Nonetheless, last month the folks at SymphonyIRI Group released a study entitled, “Brand Loyalty: How Understanding Brand Equity Impacts Brand Loyalty and Delivers to the Top and Bottom Line,” [free registration required] which attempts to deconstruct the drivers of brand loyalty.
The scope of the report is limited to consumer packaged goods, so the findings may not apply to all categories. Also the analysis defines loyalty as, “Greater than 50% of buyer’s total purchasing is of a single brand, not including ‘private label.’” While you can argue whether or not this is an accurate definition of loyalty, the report points to a few truths about brand loyalty which stand on their own and which stand the test of time.
1. Price does not equal value.
Perceived value drives loyal purchase behavior. The report explains, “…even when times are tight, brands are important. However, in the context of the new, more conservative world of CPG, brands that provide value are critical.” But value isn’t about price alone.
The researchers found that when it comes to brand decisions, 79% of consumers consider price and 76% consider past usage and trust of the brand. Shoppers also factor in requests of household members, product labels, in-store displays, and much more into their buying decisions.
Further twice as many people agree with the statement, “I tend to buy the items that give me the best value for the money” as those agreeing, “I tend to buy the lowest price item.”
So, bottom line, brands can’t bribe customers into loyalty with price.
2. As brand loyalty increases, consumers are less sensitive to price changes.
While marketers may know this intuitively, SymphonyIRI reports category data to prove the point: “In sugar and butter, where loyalty is pretty low, substantial price hikes have led to sharp drops in loyalty during the past three years. In blades and dish detergent, on the other hand, relatively high brand loyalty has continued to grow despite rather sharp price increases.”
This should be good news to the many companies whose categories have been hit with rising raw material and manufacturing costs. It suggests that consumers accept some price increases – loyalty is leverage.
And just because a category may not inspire high loyalty in general, it’s not stuck. The research shows that brands can still build loyalty during inflationary times. Chocolate candy is an example of a category with relatively low average loyalty (16%) that has seen an increase in loyalty between 2008 and 2011.
3. Private label enjoys loyalty too.
“Private label products have captured the attention, the respect, and the wallets of American consumers,” the report declares. The researchers found nearly all consumers purchase private brand products these days and more than one in three actually seek out private label products.
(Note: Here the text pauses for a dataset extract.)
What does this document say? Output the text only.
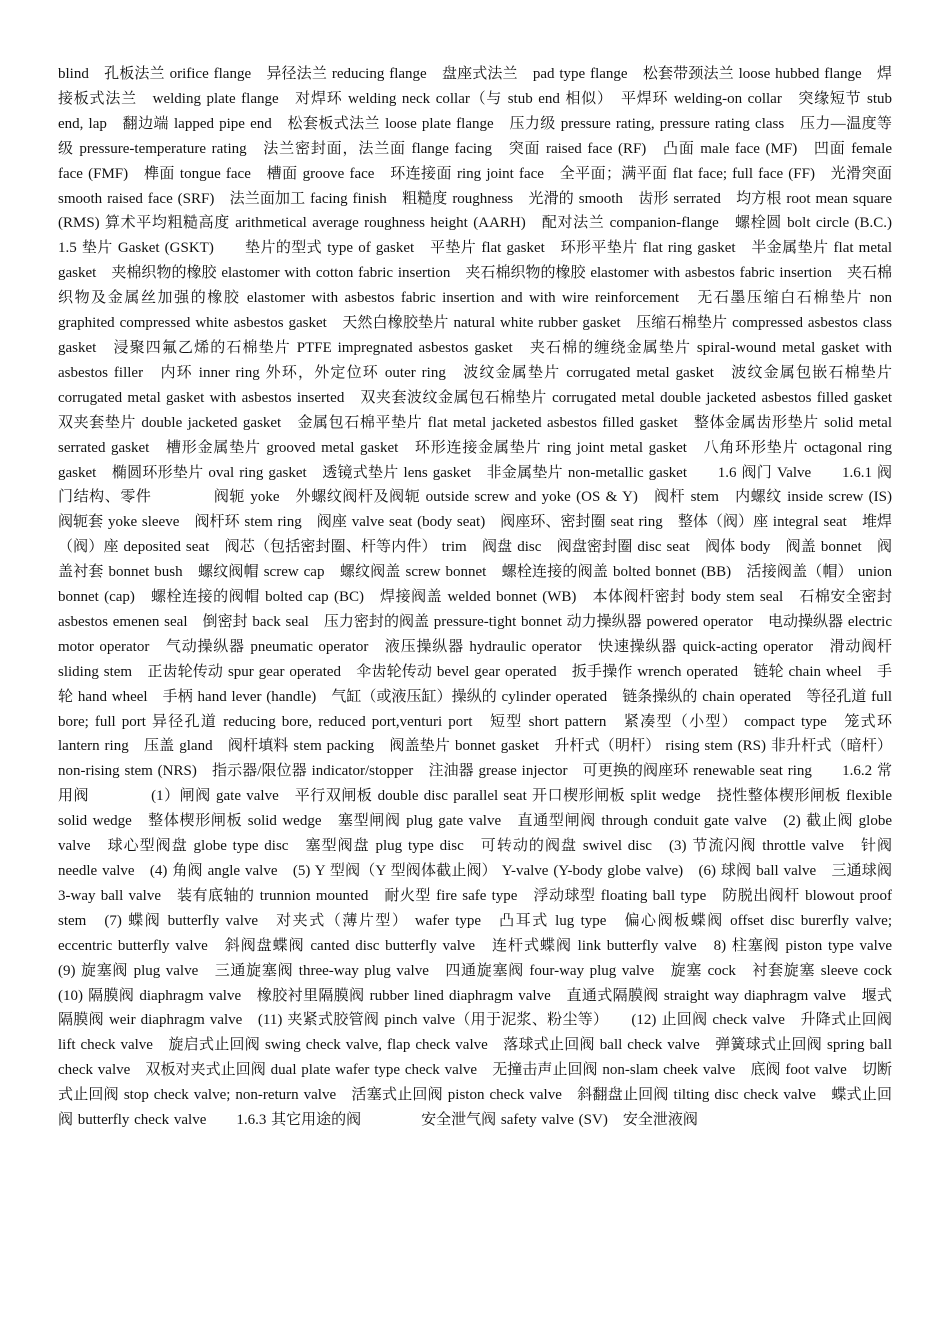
blind　孔板法兰 orifice flange　异径法兰 reducing flange　盘座式法兰　pad type flange　松套带颈法兰 loose hubbed flange　焊接板式法兰　welding plate flange　对焊环 welding neck collar（与 stub end 相似）　平焊环 welding-on collar　突缘短节 stub end, lap　翻边端 lapped pipe end　松套板式法兰 loose plate flange　压力级 pressure rating, pressure rating class　压力—温度等级 pressure-temperature rating　法兰密封面，法兰面 flange facing　突面 raised face (RF)　凸面 male face (MF)　凹面 female face (FMF)　榫面 tongue face　槽面 groove face　环连接面 ring joint face　全平面；满平面 flat face; full face (FF)　光滑突面 smooth raised face (SRF)　法兰面加工 facing finish　粗糙度 roughness　光滑的 smooth　齿形 serrated　均方根 root mean square (RMS) 算术平均粗糙高度 arithmetical average roughness height (AARH)　配对法兰 companion-flange　螺栓圆 bolt circle (B.C.)　　1.5 垫片 Gasket (GSKT)　　垫片的型式 type of gasket　平垫片 flat gasket　环形平垫片 flat ring gasket　半金属垫片 flat metal gasket　夹棉织物的橡胶 elastomer with cotton fabric insertion　夹石棉织物的橡胶 elastomer with asbestos fabric insertion　夹石棉织物及金属丝加强的橡胶 elastomer with asbestos fabric insertion and with wire reinforcement　无石墨压缩白石棉垫片 non graphited compressed white asbestos gasket　天然白橡胶垫片 natural white rubber gasket　压缩石棉垫片 compressed asbestos class gasket　浸聚四氟乙烯的石棉垫片 PTFE impregnated asbestos gasket　夹石棉的缠绕金属垫片 spiral-wound metal gasket with asbestos filler　内环 inner ring 外环，外定位环 outer ring　波纹金属垫片 corrugated metal gasket　波纹金属包嵌石棉垫片 corrugated metal gasket with asbestos inserted　双夹套波纹金属包石棉垫片 corrugated metal double jacketed asbestos filled gasket　双夹套垫片 double jacketed gasket　金属包石棉平垫片 flat metal jacketed asbestos filled gasket　整体金属齿形垫片 solid metal serrated gasket　槽形金属垫片 grooved metal gasket　环形连接金属垫片 ring joint metal gasket　八角环形垫片 octagonal ring gasket　椭圆环形垫片 oval ring gasket　透镜式垫片 lens gasket　非金属垫片 non-metallic gasket　　1.6 阀门 Valve　　1.6.1 阀门结构、零件　　　　阀轭 yoke　外螺纹阀杆及阀轭 outside screw and yoke (OS & Y)　阀杆 stem　内螺纹 inside screw (IS)　阀轭套 yoke sleeve　阀杆环 stem ring　阀座 valve seat (body seat)　阀座环、密封圈 seat ring　整体（阀）座 integral seat　堆焊（阀）座 deposited seat　阀芯（包括密封圈、杆等内件） trim　阀盘 disc　阀盘密封圈 disc seat　阀体 body　阀盖 bonnet　阀盖衬套 bonnet bush　螺纹阀帽 screw cap　螺纹阀盖 screw bonnet　螺栓连接的阀盖 bolted bonnet (BB)　活接阀盖（帽） union bonnet (cap)　螺栓连接的阀帽 bolted cap (BC)　焊接阀盖 welded bonnet (WB)　本体阀杆密封 body stem seal　石棉安全密封 asbestos emenen seal　倒密封 back seal　压力密封的阀盖 pressure-tight bonnet 动力操纵器 powered operator　电动操纵器 electric motor operator　气动操纵器 pneumatic operator　液压操纵器 hydraulic operator　快速操纵器 quick-acting operator　滑动阀杆 sliding stem　正齿轮传动 spur gear operated　伞齿轮传动 bevel gear operated　扳手操作 wrench operated　链轮 chain wheel　手轮 hand wheel　手柄 hand lever (handle)　气缸（或液压缸）操纵的 cylinder operated　链条操纵的 chain operated　等径孔道 full bore; full port 异径孔道 reducing bore, reduced port,venturi port　短型 short pattern　紧凑型（小型） compact type　笼式环 lantern ring　压盖 gland　阀杆填料 stem packing　阀盖垫片 bonnet gasket　升杆式（明杆） rising stem (RS) 非升杆式（暗杆） non-rising stem (NRS)　指示器/限位器 indicator/stopper　注油器 grease injector　可更换的阀座环 renewable seat ring　　1.6.2 常用阀　　　　(1）闸阀 gate valve　平行双闸板 double disc parallel seat 开口楔形闸板 split wedge　挠性整体楔形闸板 flexible solid wedge　整体楔形闸板 solid wedge　塞型闸阀 plug gate valve　直通型闸阀 through conduit gate valve　(2) 截止阀 globe valve　球心型阀盘 globe type disc　塞型阀盘 plug type disc　可转动的阀盘 swivel disc　(3) 节流闪阀 throttle valve　针阀 needle valve　(4) 角阀 angle valve　(5) Y 型阀（Y 型阀体截止阀） Y-valve (Y-body globe valve)　(6) 球阀 ball valve　三通球阀 3-way ball valve　装有底轴的 trunnion mounted　耐火型 fire safe type　浮动球型 floating ball type　防脱出阀杆 blowout proof stem　(7) 蝶阀 butterfly valve　对夹式（薄片型） wafer type　凸耳式 lug type　偏心阀板蝶阀 offset disc burerfly valve; eccentric butterfly valve　斜阀盘蝶阀 canted disc butterfly valve　连杆式蝶阀 link butterfly valve　8) 柱塞阀 piston type valve　(9) 旋塞阀 plug valve　三通旋塞阀 three-way plug valve　四通旋塞阀 four-way plug valve　旋塞 cock　衬套旋塞 sleeve cock　(10) 隔膜阀 diaphragm valve　橡胶衬里隔膜阀 rubber lined diaphragm valve　直通式隔膜阀 straight way diaphragm valve　堰式隔膜阀 weir diaphragm valve　(11) 夹紧式胶管阀 pinch valve（用于泥浆、粉尘等）　　(12) 止回阀 check valve　升降式止回阀 lift check valve　旋启式止回阀 swing check valve, flap check valve　落球式止回阀 ball check valve　弹簧球式止回阀 spring ball check valve　双板对夹式止回阀 dual plate wafer type check valve　无撞击声止回阀 non-slam cheek valve　底阀 foot valve　切断式止回阀 stop check valve; non-return valve　活塞式止回阀 piston check valve　斜翻盘止回阀 tilting disc check valve　蝶式止回阀 butterfly check valve　　1.6.3 其它用途的阀　　　　安全泄气阀 safety valve (SV)　安全泄液阀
Although 47% of consumers are buying more private label today versus before the economic downturn began, the strength of private label isn’t simply a result of belt-tightening. Consumer perceptions of the quality of private label products have become quite favorable in some categories. Across retail channels, store brands are viewed as offering the same or better quality as national brands by more than 50% of the population.
Private label loyalty is strong and growing across many of the top 100 CPG categories, the report shows.
Concluding recommendations come straight from the report:
- Invest heavily in establishing and strengthening brand loyalty, focusing in on and delivering against the most meaningful needs of key and target shoppers.
- Leverage frequent and granular assessments of core and target shoppers to ensure a comprehensive and always-current understanding of value drivers for key categories and brands.